Objective: The objective of this work is to evaluate the place of new treatments in the management of endometriosis outside the context of infertility.
Methods: A review of the literature was conducted by consulting Medline data until July 2017.
Results: Dienogest is effective compared to placebo in short term (NP2) and long term (NP4) for the treatment of painful endometriosis. In comparison with GnRH agonists, dienogest is also effective in terms of decreased pain and improved quality of life in non-operated patients (NP2) as well as for recurrence of lesions and symptomatology postoperatively (NP2). Data on GnRH antagonists, selective progesterone receptor modulators as well as selective inhibitors (anti-TNF-α, matrix metalloprotease inhibitors, angiogenesis growth factor inhibitors) are insufficient to provide evidence of interest in clinical practice for the management of painful endometriosis (NP3).

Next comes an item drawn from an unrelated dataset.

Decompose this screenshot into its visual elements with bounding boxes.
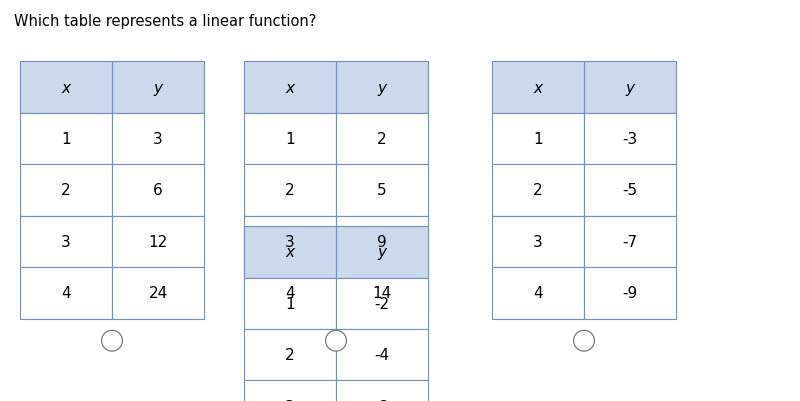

Conclusion: Dienogest is recommended as second-line therapy for the management of painful endometriosis (Grade B). Because of lack of evidence, aromatase inhibitors, elagolix, SERM, SPRM and anti-TNF-α are not recommended for the management of painful endometriosis (Grade C).
Keywords: Agonistes de la GnRH; Anti-TNF alpha; Anti-angiogenic treatment; Anti-angiogéniques; Aromatase inhibitors; Cox 2 inhibitors; Dienogest; Diénogest; Endometriosis; Endométriose; GnRH agonists; Inhibiteurs de la Cox 2; Inhibiteurs de l’aromatase; Inhibiteurs des métalloprotéases matricielles; Matrix metalloproteinase inhibitors; Medical treatment; Mifepristone; Modulateurs des récepteurs sélectifs de la progestérone; Modulateurs des récepteurs sélectifs de l’estrogène; Selective estrogen receptor modulators; Selective progesterone receptor modulators; Traitement médical.